Attorney General Eliot Spitzer today sued a leading consulting firm specializing in life, accident and disability insurance, alleging that the company steered business to insurers in exchange for lucrative payoffs and that this practice raised premiums for individual employees.
The action against Universal Life Resources, Inc. (ULR) is part of the Attorney General's ongoing investigation into fraud and anti-competitive practices in the insurance industry. The investigation has already led to a civil suit against Marsh & McLennan Companies, Inc., and the criminal pleas of three insurance company executives.
In a related development, the New York State Insurance Department today issued citations against ULR for violations of state insurance law.
"Today's case demonstrates that the corrupt practices first laid bare in the Marsh suit are present in additional sectors of the industry," Spitzer said. "Secret payoffs and conflicts of interest that infected the market for property and casualty insurance have taken root in the employee benefits market as well."
"What is particularly egregious in this case is that the costs of ULR's concealed payments were ultimately borne by individual employees, who were in no position to know about or contest these illegal practices," he added.

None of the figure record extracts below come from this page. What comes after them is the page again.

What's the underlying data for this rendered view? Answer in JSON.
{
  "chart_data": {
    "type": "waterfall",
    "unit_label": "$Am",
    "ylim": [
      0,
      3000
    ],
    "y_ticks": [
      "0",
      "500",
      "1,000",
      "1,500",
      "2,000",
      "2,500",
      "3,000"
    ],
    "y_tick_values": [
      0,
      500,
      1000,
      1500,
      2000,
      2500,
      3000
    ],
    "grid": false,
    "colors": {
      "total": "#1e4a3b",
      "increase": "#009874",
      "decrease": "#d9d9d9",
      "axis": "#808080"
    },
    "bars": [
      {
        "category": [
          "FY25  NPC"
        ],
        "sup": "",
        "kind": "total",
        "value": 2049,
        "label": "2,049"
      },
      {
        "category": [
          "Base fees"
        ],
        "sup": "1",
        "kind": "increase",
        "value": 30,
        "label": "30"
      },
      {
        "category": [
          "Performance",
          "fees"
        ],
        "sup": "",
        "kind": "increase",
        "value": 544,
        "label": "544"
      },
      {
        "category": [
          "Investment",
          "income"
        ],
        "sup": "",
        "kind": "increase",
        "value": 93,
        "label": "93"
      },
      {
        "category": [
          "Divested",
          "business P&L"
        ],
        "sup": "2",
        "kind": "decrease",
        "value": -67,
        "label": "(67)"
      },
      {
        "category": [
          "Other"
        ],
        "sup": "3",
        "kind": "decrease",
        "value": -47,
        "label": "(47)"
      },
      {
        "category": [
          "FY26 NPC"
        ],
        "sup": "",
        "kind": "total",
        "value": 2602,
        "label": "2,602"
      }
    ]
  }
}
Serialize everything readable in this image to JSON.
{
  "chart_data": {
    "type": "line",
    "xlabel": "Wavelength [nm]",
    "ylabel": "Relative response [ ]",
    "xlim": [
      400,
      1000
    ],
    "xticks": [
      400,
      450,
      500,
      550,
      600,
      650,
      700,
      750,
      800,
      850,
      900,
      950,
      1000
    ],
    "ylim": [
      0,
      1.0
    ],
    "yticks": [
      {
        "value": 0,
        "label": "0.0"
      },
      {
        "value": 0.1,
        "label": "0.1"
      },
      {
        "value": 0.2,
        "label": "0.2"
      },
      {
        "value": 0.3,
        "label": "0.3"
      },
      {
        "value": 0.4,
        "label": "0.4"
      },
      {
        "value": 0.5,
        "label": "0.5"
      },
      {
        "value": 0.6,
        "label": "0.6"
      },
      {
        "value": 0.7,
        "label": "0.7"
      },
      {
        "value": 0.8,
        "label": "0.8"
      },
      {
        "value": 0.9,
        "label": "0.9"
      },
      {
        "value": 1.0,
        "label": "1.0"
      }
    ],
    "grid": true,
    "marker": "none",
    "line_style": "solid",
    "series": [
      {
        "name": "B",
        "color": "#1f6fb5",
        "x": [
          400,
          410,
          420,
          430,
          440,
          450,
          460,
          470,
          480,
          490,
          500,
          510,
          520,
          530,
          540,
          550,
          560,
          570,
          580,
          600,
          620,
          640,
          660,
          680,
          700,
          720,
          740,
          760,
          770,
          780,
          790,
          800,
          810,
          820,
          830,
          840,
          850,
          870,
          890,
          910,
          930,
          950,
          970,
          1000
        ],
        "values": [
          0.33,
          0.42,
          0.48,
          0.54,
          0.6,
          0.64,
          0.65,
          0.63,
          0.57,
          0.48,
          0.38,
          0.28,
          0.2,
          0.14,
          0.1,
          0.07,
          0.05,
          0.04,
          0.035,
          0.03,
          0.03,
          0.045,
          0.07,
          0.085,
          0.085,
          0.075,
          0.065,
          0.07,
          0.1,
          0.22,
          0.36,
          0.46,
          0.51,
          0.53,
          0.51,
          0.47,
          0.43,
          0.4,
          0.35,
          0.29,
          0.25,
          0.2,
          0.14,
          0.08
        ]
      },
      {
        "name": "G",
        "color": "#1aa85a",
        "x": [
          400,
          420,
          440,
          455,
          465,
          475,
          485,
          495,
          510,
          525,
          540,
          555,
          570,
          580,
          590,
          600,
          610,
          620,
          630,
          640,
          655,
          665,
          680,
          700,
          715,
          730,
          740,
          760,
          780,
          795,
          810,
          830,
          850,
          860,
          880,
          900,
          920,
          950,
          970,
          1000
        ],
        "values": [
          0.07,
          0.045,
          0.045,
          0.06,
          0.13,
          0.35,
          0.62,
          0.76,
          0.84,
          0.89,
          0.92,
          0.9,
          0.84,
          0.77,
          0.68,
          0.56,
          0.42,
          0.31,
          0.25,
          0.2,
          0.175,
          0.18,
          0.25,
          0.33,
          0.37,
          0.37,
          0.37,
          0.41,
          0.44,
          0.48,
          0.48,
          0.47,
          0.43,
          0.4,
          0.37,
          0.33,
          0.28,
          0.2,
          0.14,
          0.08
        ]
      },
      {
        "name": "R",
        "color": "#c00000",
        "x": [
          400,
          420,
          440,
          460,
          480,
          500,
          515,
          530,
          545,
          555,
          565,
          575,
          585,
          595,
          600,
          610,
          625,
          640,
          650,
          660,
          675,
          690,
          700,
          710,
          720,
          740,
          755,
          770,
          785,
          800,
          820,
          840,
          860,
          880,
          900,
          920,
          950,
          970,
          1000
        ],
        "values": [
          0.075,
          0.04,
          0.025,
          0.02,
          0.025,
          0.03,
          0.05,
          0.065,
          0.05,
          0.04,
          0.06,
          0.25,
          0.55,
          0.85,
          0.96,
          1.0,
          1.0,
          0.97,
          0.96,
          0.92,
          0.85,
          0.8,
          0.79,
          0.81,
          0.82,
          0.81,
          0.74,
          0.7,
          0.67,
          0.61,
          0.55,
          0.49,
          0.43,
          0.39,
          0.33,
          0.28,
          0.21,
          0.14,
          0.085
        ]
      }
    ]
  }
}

The civil complaint filed today in State Supreme Court in Manhattan alleges that ULR had undisclosed agreements with some of the country' s largest life insurance companies, including MetLife, Prudential and Unum Provident, under which millions of dollars were paid to ULR in exchange for steering the business of ULR's clients. Further, the complaint alleges that ULR imposes secret fees for "communication services," such as printing of informational materials, which are far above market rate, and which employees ultimately pay through higher premiums. These secret payments accounted for more than two-thirds of ULR's revenue in 2003.

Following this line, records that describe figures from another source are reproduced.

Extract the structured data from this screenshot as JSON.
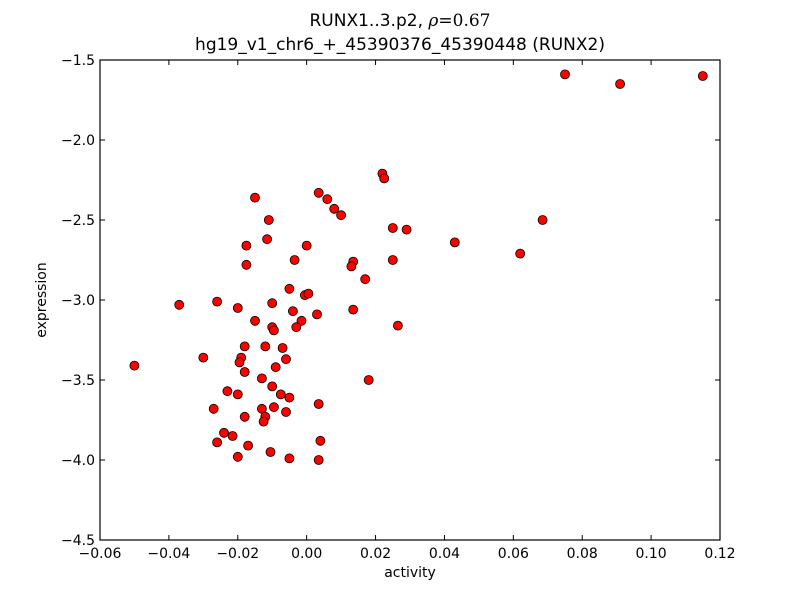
{
  "chart_data": {
    "type": "scatter",
    "title": "RUNX1..3.p2, ρ=0.67",
    "title_parts": {
      "prefix": "RUNX1..3.p2, ",
      "symbol": "ρ",
      "equals": "=",
      "value": "0.67"
    },
    "subtitle": "hg19_v1_chr6_+_45390376_45390448 (RUNX2)",
    "xlabel": "activity",
    "ylabel": "expression",
    "xlim": [
      -0.06,
      0.12
    ],
    "ylim": [
      -4.5,
      -1.5
    ],
    "xticks": [
      "−0.06",
      "−0.04",
      "−0.02",
      "0.00",
      "0.02",
      "0.04",
      "0.06",
      "0.08",
      "0.10",
      "0.12"
    ],
    "yticks": [
      "−1.5",
      "−2.0",
      "−2.5",
      "−3.0",
      "−3.5",
      "−4.0",
      "−4.5"
    ],
    "grid": false,
    "legend": null,
    "marker": {
      "color": "#ff0000",
      "edge": "#000000",
      "radius": 4.5
    },
    "points": [
      [
        0.075,
        -1.59
      ],
      [
        0.091,
        -1.65
      ],
      [
        0.115,
        -1.6
      ],
      [
        0.022,
        -2.21
      ],
      [
        0.0225,
        -2.24
      ],
      [
        -0.015,
        -2.36
      ],
      [
        0.0035,
        -2.33
      ],
      [
        0.006,
        -2.37
      ],
      [
        0.008,
        -2.43
      ],
      [
        0.01,
        -2.47
      ],
      [
        -0.011,
        -2.5
      ],
      [
        0.0685,
        -2.5
      ],
      [
        0.025,
        -2.55
      ],
      [
        0.029,
        -2.56
      ],
      [
        -0.0115,
        -2.62
      ],
      [
        -0.0175,
        -2.66
      ],
      [
        0.0,
        -2.66
      ],
      [
        0.043,
        -2.64
      ],
      [
        0.062,
        -2.71
      ],
      [
        -0.0175,
        -2.78
      ],
      [
        -0.0035,
        -2.75
      ],
      [
        0.0135,
        -2.76
      ],
      [
        0.013,
        -2.79
      ],
      [
        0.025,
        -2.75
      ],
      [
        0.017,
        -2.87
      ],
      [
        -0.005,
        -2.93
      ],
      [
        -0.0005,
        -2.97
      ],
      [
        0.0005,
        -2.96
      ],
      [
        -0.037,
        -3.03
      ],
      [
        -0.026,
        -3.01
      ],
      [
        -0.02,
        -3.05
      ],
      [
        -0.01,
        -3.02
      ],
      [
        -0.004,
        -3.07
      ],
      [
        0.003,
        -3.09
      ],
      [
        0.0135,
        -3.06
      ],
      [
        -0.015,
        -3.13
      ],
      [
        -0.0015,
        -3.13
      ],
      [
        -0.01,
        -3.17
      ],
      [
        -0.0095,
        -3.19
      ],
      [
        -0.003,
        -3.17
      ],
      [
        0.0265,
        -3.16
      ],
      [
        -0.018,
        -3.29
      ],
      [
        -0.012,
        -3.29
      ],
      [
        -0.007,
        -3.3
      ],
      [
        -0.03,
        -3.36
      ],
      [
        -0.019,
        -3.36
      ],
      [
        -0.0195,
        -3.39
      ],
      [
        -0.006,
        -3.37
      ],
      [
        -0.05,
        -3.41
      ],
      [
        -0.018,
        -3.45
      ],
      [
        -0.009,
        -3.42
      ],
      [
        -0.013,
        -3.49
      ],
      [
        0.018,
        -3.5
      ],
      [
        -0.01,
        -3.54
      ],
      [
        -0.023,
        -3.57
      ],
      [
        -0.02,
        -3.59
      ],
      [
        -0.0075,
        -3.59
      ],
      [
        -0.005,
        -3.61
      ],
      [
        -0.027,
        -3.68
      ],
      [
        -0.013,
        -3.68
      ],
      [
        -0.0095,
        -3.67
      ],
      [
        -0.006,
        -3.7
      ],
      [
        0.0035,
        -3.65
      ],
      [
        -0.018,
        -3.73
      ],
      [
        -0.012,
        -3.73
      ],
      [
        -0.0125,
        -3.76
      ],
      [
        -0.024,
        -3.83
      ],
      [
        -0.0215,
        -3.85
      ],
      [
        -0.026,
        -3.89
      ],
      [
        -0.017,
        -3.91
      ],
      [
        0.004,
        -3.88
      ],
      [
        -0.0105,
        -3.95
      ],
      [
        -0.02,
        -3.98
      ],
      [
        -0.005,
        -3.99
      ],
      [
        0.0035,
        -4.0
      ]
    ]
  }
}
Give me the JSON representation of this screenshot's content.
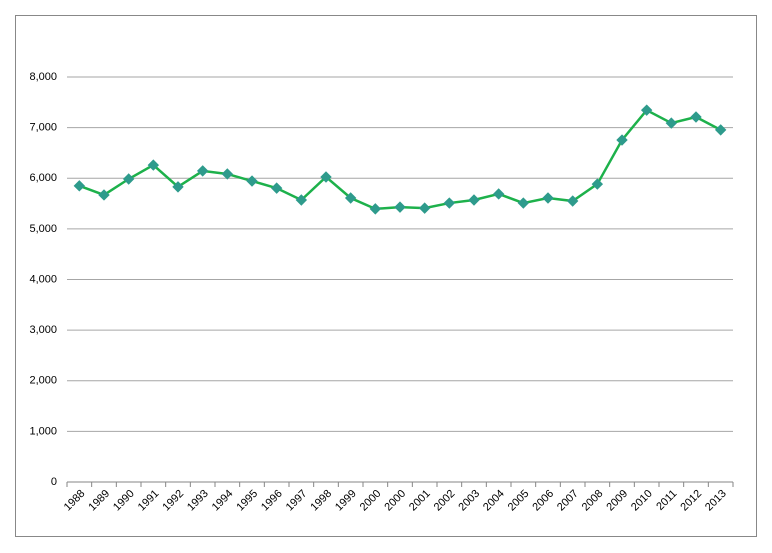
{
  "chart_data": {
    "type": "line",
    "categories": [
      "1988",
      "1989",
      "1990",
      "1991",
      "1992",
      "1993",
      "1994",
      "1995",
      "1996",
      "1997",
      "1998",
      "1999",
      "2000",
      "2000",
      "2001",
      "2002",
      "2003",
      "2004",
      "2005",
      "2006",
      "2007",
      "2008",
      "2009",
      "2010",
      "2011",
      "2012",
      "2013"
    ],
    "series": [
      {
        "color": "#1db14b",
        "marker_color": "#2e9b8c",
        "values": [
          5850,
          5670,
          5985,
          6260,
          5830,
          6145,
          6085,
          5945,
          5805,
          5570,
          6025,
          5610,
          5395,
          5430,
          5410,
          5510,
          5570,
          5690,
          5510,
          5610,
          5550,
          5885,
          6755,
          7345,
          7090,
          7210,
          6955
        ]
      }
    ],
    "ylim": [
      0,
      8000
    ],
    "yticks": [
      0,
      {
        "value": 1000,
        "label": "1,000"
      },
      {
        "value": 2000,
        "label": "2,000"
      },
      {
        "value": 3000,
        "label": "3,000"
      },
      {
        "value": 4000,
        "label": "4,000"
      },
      {
        "value": 5000,
        "label": "5,000"
      },
      {
        "value": 6000,
        "label": "6,000"
      },
      {
        "value": 7000,
        "label": "7,000"
      },
      {
        "value": 8000,
        "label": "8,000"
      }
    ],
    "grid": true
  }
}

The complaint further alleges that ULR hides these agreements from its clients by falsely representing its compensation, omitting its fees from mandatory government filings, and refusing to deal with insurers who will not go along with its concealed arrangements.
The complaint gives numerous examples of ULR's improper practices. In one instance, ULR obtained an insurer's agreement to artificially list service prices at three times their normal rate, so ULR could falsely tell a client, Viacom, Inc., that its insurance costs would be no cheaper if the insurer provided in-house the same services that ULR was providing. In another case, ULR solicited a fictitious bid in order to block a disfavored insurer from reaching the final round of a bidding process for group life coverage at Marriott International, Inc.
Spitzer's suit names ULR, its Chief Executive Officer Douglas Cox and two affiliated corporations -- Universal Life Resources and Benefits Commerce. The suit seeks an end to the secret agreements, disgorgement of improper payments, restitution for injured parties and punitive damages.
The State Insurance Department today issued citations against ULR, Cox and several affiliates, alleging that they used fraudulent, coercive and/or dishonest practices and demonstrated untrustworthiness in violation of the New York State Insurance Law.
Superintendent Gregory V. Serio said: "The New York State Insurance Department has charged the defendants with fraudulent, coercive and dishonest business conduct in the New York insurance market which has affected the price of insurance. This is part of the department's ongoing effort to root out improper practices that have adversely impacted so many consumers."
Since 1999, ULR, based in San Diego, has brokered life, accident and disability insurance coverage for more than four million employees. Major clients include: Intel Corp.; Colgate-Palmolive Co.; Eastman Kodak Co.; Marriott International, Inc.; United Parcel Service; Inc.; and Dell, Inc.
The investigation underlying today's lawsuit was led by Deputy Attorney General Kermitt J. Brooks with Assistant Attorneys General Anita Fisher Barrett, John F. Carroll and Gaurav Vasisht of the Investment Protection Bureau and David A. Weinstein of the Antitrust Bureau.